An international relations theory website I also write for has gotten into an excellent debate with Wired’s Spencer Ackerman on the Empire’s blown opportunity to stamp out the Space Vietcong Rebellion at Hoth. William Westmoreland spent 5 years trying to nail down the VC in set-piece battles where US firepower could be brought decisively to bear and end the Vietnam war. Here was the Emperor’s similar chance, but Darth Vader and Admiral Ozzel blew it (mostly because the Empire’s officer corps was filled with grandstanding self-promoters, as Ackerman rightly points out).

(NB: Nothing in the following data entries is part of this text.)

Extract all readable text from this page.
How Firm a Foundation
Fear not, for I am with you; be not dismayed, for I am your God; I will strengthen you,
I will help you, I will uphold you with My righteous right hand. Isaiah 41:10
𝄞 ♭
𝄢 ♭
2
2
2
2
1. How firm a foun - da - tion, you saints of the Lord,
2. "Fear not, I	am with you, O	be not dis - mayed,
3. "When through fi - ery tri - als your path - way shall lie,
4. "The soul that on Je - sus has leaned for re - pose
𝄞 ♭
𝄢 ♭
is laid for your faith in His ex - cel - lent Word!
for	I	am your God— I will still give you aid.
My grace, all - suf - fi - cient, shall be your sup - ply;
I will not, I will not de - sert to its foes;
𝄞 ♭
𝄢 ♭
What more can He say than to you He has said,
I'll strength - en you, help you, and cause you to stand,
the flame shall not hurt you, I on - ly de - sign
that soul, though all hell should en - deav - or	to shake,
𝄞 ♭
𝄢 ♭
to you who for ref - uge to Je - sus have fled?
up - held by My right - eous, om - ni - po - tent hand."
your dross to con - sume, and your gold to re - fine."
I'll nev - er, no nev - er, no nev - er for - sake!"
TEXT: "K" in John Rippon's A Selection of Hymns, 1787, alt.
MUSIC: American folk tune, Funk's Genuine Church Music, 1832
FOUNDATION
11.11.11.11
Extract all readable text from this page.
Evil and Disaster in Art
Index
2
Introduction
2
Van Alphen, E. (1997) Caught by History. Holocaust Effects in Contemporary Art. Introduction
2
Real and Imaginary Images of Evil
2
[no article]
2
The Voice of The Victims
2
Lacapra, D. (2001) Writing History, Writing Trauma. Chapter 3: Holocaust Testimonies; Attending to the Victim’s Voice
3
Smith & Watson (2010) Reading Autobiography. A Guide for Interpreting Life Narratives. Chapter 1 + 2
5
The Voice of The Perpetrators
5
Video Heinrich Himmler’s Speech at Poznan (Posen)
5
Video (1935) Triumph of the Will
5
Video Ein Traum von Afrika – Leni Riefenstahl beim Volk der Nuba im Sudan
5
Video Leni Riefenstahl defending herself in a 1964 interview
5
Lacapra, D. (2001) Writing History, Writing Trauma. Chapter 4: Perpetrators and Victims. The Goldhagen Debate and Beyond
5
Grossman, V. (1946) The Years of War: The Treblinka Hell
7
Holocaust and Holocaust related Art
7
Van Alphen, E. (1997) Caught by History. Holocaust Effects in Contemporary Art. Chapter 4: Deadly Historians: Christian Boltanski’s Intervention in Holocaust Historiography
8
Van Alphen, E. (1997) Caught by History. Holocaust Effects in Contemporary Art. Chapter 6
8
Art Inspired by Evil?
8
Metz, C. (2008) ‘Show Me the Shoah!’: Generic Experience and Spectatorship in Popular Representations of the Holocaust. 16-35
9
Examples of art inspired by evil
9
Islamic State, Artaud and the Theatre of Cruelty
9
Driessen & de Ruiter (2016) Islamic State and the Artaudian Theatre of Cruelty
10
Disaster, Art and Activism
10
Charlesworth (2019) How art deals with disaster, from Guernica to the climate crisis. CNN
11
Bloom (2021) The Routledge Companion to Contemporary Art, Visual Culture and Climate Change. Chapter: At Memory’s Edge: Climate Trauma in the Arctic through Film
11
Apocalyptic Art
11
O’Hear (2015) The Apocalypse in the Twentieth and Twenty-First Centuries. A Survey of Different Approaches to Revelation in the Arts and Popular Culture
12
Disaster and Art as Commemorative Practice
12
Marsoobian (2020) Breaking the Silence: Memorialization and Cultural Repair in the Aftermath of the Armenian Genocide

But as the respondents noted, the larger context does a better job explaining why the Empire’s massive advantages seem to fail repeatedly (Yavin 4, Hoth, Bespin, Endor), beyond just the poor tactical leadership at Hoth. The larger strategic context is counterinsurgency, and obviously the Emperor spent too much time cackling in the Senate to watch The Battle of Algiers. So here are the five big structural problems in the background:
1. Trusting the Bloated, Showboating Navy to do Counterinsurgency
Navies are big, blunt instruments with hugely expensive platforms vulnerable to swarming, as at Yavin and Endor, and only useful for large, ‘target-rich’ enemies. They scream national vanity, and they’re terrible for hunting rebels. Why does the Empire need a massive, and massively expensive, fleet after the Clone Wars? Probably because the army was staffed by clones – genetically-designed to be dull-witted – who couldn’t push their bureaucratic interest, while the navy had lots of fully human, showboating egos like Tarkin’s Death Star council.